Pittsburgh Researchers Link Mentoring Teens To Fewer Risky Behaviors
Data from a recent University of Pittsburgh study show that adult support both reduces violence and increases positive behaviors among teen boys in low-income urban neighborhoods.
While the researchers acknowledge that there is a lot of literature to support the positive impact a caring adult can have in the lives of young men, the team wanted to focus on teen boys from lower-resourced urban areas.
“What we were really interested in with this particular study was looking at patterns of violence with a lot more detail than what had been done in previous research … so we could best understand how to leverage those relationships to protect young men from multiple types of violence,” said Alison Culyba, an assistant professor of pediatrics at the University of Pittsburgh.

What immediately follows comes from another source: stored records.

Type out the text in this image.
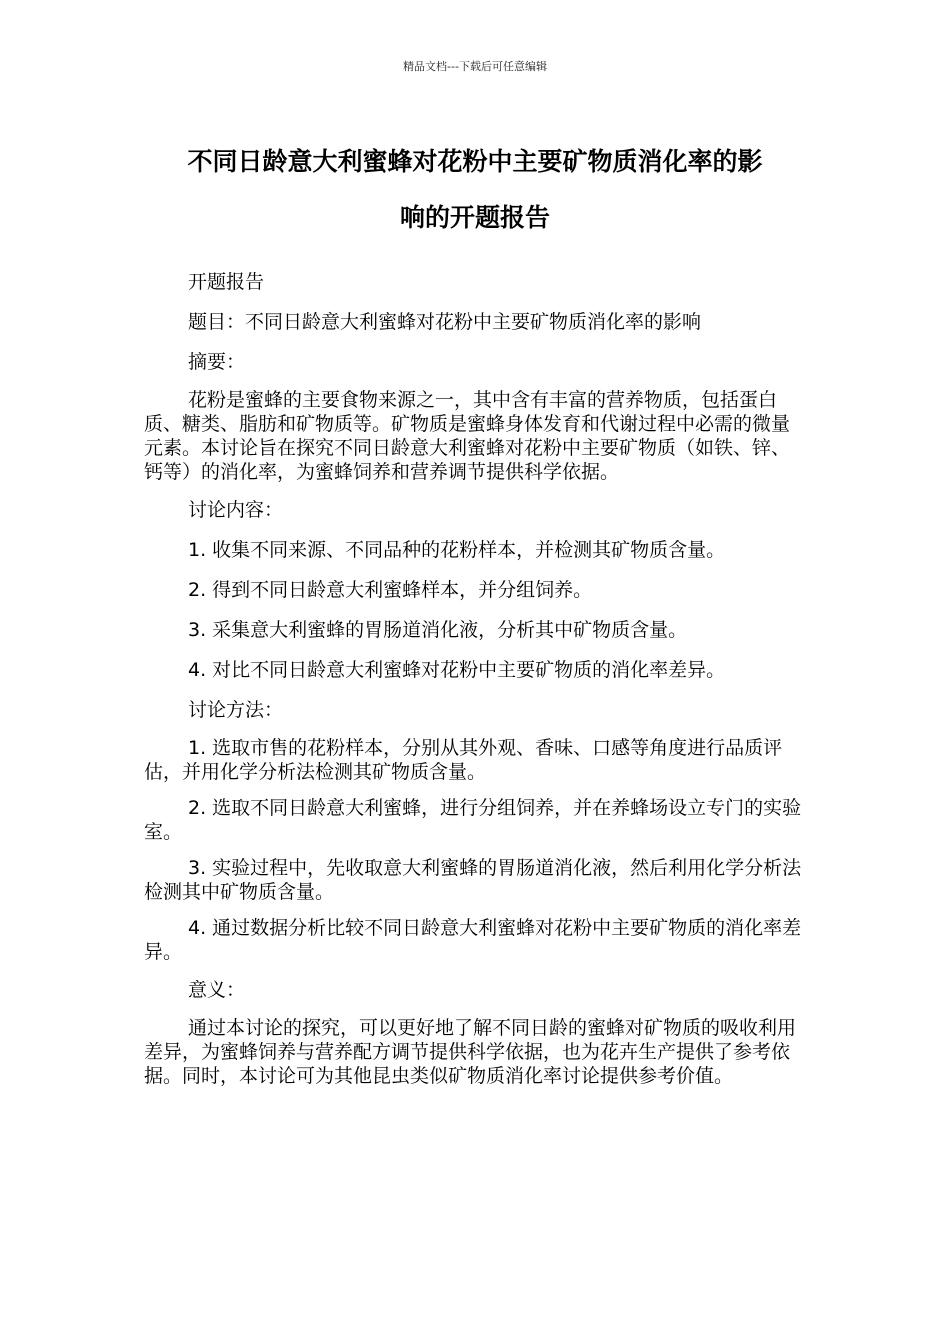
精品文档---下载后可任意编辑
不同日龄意大利蜜蜂对花粉中主要矿物质消化率的影
响的开题报告

开题报告

题目：不同日龄意大利蜜蜂对花粉中主要矿物质消化率的影响

摘要：

花粉是蜜蜂的主要食物来源之一，其中含有丰富的营养物质，包括蛋白质、糖类、脂肪和矿物质等。矿物质是蜜蜂身体发育和代谢过程中必需的微量元素。本讨论旨在探究不同日龄意大利蜜蜂对花粉中主要矿物质（如铁、锌、钙等）的消化率，为蜜蜂饲养和营养调节提供科学依据。

讨论内容：

1. 收集不同来源、不同品种的花粉样本，并检测其矿物质含量。

2. 得到不同日龄意大利蜜蜂样本，并分组饲养。

3. 采集意大利蜜蜂的胃肠道消化液，分析其中矿物质含量。

4. 对比不同日龄意大利蜜蜂对花粉中主要矿物质的消化率差异。

讨论方法：

1. 选取市售的花粉样本，分别从其外观、香味、口感等角度进行品质评估，并用化学分析法检测其矿物质含量。

2. 选取不同日龄意大利蜜蜂，进行分组饲养，并在养蜂场设立专门的实验室。

3. 实验过程中，先收取意大利蜜蜂的胃肠道消化液，然后利用化学分析法检测其中矿物质含量。

4. 通过数据分析比较不同日龄意大利蜜蜂对花粉中主要矿物质的消化率差异。

意义：

通过本讨论的探究，可以更好地了解不同日龄的蜜蜂对矿物质的吸收利用差异，为蜜蜂饲养与营养配方调节提供科学依据，也为花卉生产提供了参考依据。同时，本讨论可为其他昆虫类似矿物质消化率讨论提供参考价值。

More than three quarters of the 866 participants in the anonymous survey identified as African American, from 20 Pittsburgh neighborhoods. The survey asked teens to identify if they perpetrated or were the victim of more than 50 violent behaviors including bullying, sexual violence, and gang involvement.
According to the data, youth who reported having high social support engaged in significantly fewer risk behaviors.
Understanding that pattern, according to Culyba, could help those who design programs to think comprehensively to design programs to prevent multiple forms of violence with one program. Often those programs focus on one type of violence like bullying or fighting.
“But our study and other studies show how different forms of violence are really closely linked. By understanding these detailed links between different forms of violence we can better design prevention programs that are broadly protective across multiple forms of violence,” Culyba said.